Глэбб посмотрел в глаза Славина, куда-то даже в надбровья, лицо его на мгновенье сделалось тяжелым, мертвым, но это был один миг всего лишь, потом он отошел к телефону, легко упал в кресло, достал из заднего кармана брюк потрепанную записную книжку, заученно открыл страницу, глянул на Славина, страницу закрыл и начал копаться, изображая лицом деда-мороза, затевающего веселую игру, которая кончится прекрасным подарком.
– Вам кого, белую или черную? – спросил он, по-прежнему листая книжку.
– А я дальтоник, – ответил Славин.
Пол Дик расхохотался.
– О, какой хитрый мистер Славин! – сказал Глэбб. – Вы все время уходите от точного ответа…
– Точных ответов требует суд.
– Вам хорошо известна работа суда?
– Конечно.
Пол сказал:
– Лучше, чем тебе, Джон. Он просидел вместе со мною весь Нюрнбергский процесс – от звонка до звонка.
– То была политика, Пол, а сейчас мистер Славин отвечает мне по поводу женщин, как опытный тактик: ни да, ни нет, и во всех случаях он чист перед инструкцией.
– Какой именно? – спросил Славин. – Какую инструкцию вы имеете в виду?
Глэбба спасло то, что пришел официант из бара с бутылками виски и льдом; Славин понял, что Глэбб не сможет вывернуться – действительно, как коммерсанту объяснить знакомство с инструкцией?
Пол сразу же выпил, налил Славину и Глэббу.
– Сейчас, – откликнулся Глэбб, набирая номер, – одну минуту, Пол.
Он долго слушал гудки, вздохнул, дал отбой, набрал следующий номер.
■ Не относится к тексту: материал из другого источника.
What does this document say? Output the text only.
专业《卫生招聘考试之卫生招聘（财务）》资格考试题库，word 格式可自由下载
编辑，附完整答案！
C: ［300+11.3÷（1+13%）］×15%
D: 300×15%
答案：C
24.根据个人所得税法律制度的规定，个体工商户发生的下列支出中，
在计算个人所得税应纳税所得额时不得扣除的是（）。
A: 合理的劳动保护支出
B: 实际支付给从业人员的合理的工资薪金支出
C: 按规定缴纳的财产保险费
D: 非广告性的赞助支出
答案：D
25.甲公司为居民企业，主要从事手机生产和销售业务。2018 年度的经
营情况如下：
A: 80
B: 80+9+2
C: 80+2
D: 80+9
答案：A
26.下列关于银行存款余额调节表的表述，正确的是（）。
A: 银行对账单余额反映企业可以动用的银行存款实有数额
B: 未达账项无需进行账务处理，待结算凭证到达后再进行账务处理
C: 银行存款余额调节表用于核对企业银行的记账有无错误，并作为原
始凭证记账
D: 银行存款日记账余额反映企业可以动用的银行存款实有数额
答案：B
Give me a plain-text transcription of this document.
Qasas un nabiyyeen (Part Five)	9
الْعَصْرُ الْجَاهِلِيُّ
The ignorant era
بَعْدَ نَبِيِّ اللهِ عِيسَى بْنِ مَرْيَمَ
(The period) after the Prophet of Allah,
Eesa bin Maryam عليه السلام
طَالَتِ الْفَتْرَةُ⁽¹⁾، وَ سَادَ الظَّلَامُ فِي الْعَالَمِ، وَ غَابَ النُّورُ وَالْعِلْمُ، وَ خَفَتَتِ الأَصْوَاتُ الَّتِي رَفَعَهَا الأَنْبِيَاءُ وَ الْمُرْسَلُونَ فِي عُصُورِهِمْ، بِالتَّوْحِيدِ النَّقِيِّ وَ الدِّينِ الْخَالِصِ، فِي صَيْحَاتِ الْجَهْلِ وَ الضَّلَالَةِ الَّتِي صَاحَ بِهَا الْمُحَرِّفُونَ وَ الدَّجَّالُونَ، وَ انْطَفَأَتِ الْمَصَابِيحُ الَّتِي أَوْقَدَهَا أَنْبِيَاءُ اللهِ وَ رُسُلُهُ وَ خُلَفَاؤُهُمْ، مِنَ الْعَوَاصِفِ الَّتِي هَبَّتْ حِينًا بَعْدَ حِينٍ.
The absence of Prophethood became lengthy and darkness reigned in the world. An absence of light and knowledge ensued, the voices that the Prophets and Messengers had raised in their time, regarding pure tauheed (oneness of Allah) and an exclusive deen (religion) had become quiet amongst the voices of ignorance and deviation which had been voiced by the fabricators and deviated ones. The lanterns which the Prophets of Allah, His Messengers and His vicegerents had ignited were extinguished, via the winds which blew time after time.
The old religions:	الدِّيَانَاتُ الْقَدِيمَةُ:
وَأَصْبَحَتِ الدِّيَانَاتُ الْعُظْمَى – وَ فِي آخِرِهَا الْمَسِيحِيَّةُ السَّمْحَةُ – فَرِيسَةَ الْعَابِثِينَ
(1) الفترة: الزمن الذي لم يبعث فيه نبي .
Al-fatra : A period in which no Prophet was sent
– Твои девки уже залезли в ванны в других номерах, – сказал Пол, – ну их к черту, шлюхи.
– Фу, какая гнусность, – сказал Глэбб. – Нельзя быть таким циником, Пол. Просто тебе не попадались женщины-друзья, у тебя были одни потаскухи.
– Лучшая женщина-друг – бесстыдная потаскуха, с которой не надо говорить о Брамсе и притворяться, что понимаешь Стравинского.
– Алло, Пилар, – сказал Глэбб, набрав номер. – Я сижу в обществе двух умнейших людей. Ты не хотела бы присоединиться к нам? Почему? Ты меня огорчаешь, Пилар… Ну пожалуйста… Я тебя очень прошу, а? Вот молодец! Шестьсот седьмой номер, Пилар, мы сидим здесь. Ждем!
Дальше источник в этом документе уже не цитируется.